Performance (‘prestatie’ in Dutch that comes from the Latin ‘preastare’ that has two meanings: excel in something and making oneself answerable for a person) stands for the capability, the expertise and the courage to act in situations where vulnerable sick people make an appeal to us. They need professionals to act adequately and be trustworthy in their performance. Performance is therefore related more to expertise-based professionalism (Jansen, 2005) and both (normative and expertise-based professionalism) are needed to realize good care.
Of course, nursing encompasses more than supporting patients in meaning making from experiences related to health and illness. Beside the subjectivity of the experience there is the objectivity of the physical existence and the psychosocial existence as well (for example if Pieter was threatened with eviction for not paying his rent or for making a disturbance). Nursing care consists of the ‘technical’ procedures and actions to remedy physical needs and psychosocial needs. The narrative here is second to the skilled and trustable performance, even where the technical care almost always carries a meaning to the patient and is embedded in a certain context.
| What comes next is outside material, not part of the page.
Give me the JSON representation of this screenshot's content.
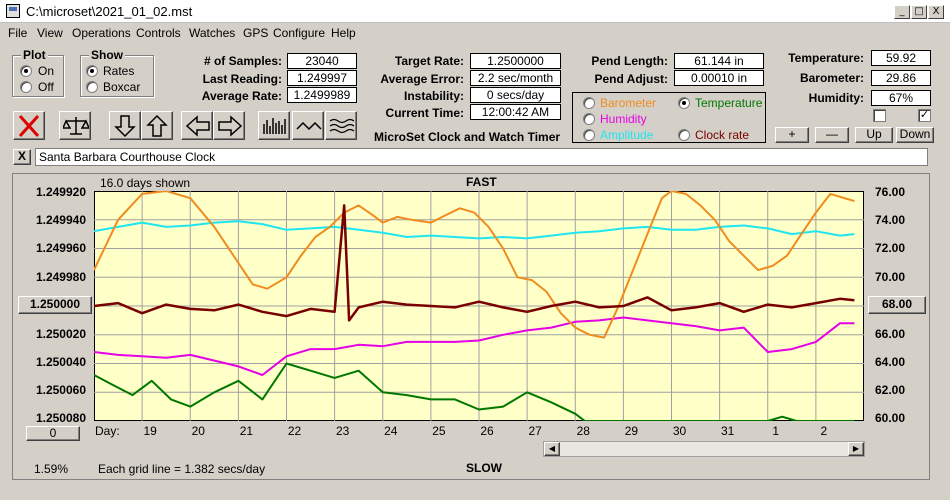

The interchange between the mind and the body is a complex one. We have focused here on the influence in one direction: from diseases and disorders by way of narrative to meaning making. However this path has multiple directions, for example, a path that runs from hope based on a newly found perspective in one’s story to recovery or mitigating the consequences of a disease. This may be the case when hope gives energy, motivates a person to change his life style and where it strengthens his immune system. Hope and a resurgence of vitality may be mediating factors here to find the strength (resilience) to become better or rather, coping better and in this way realize a higher quality of life (Huber et al., 2011). In the case of Pieter the newly found energy and the focus on purity and cleanness lend him coherence in his identity and his psychological make-up, but how to reconcile this with functioning in a society that tolerates only a certain degree of other-ness remains the challenge and the stake for a continuous dialogue between him and his mentor nurse. How Pieter and his family can achieve a mutual kind of understanding is another matter of concern. The nurse considered organizing a so-called open dialogue meeting with everyone involved (Seikkula et al., 2011). He knew that the open dialogue method, which has been developed in Finland, has been remarkably successful in striking an alliance between the patient and his social environment, reducing relapse figures as well as re-hospitalization figures.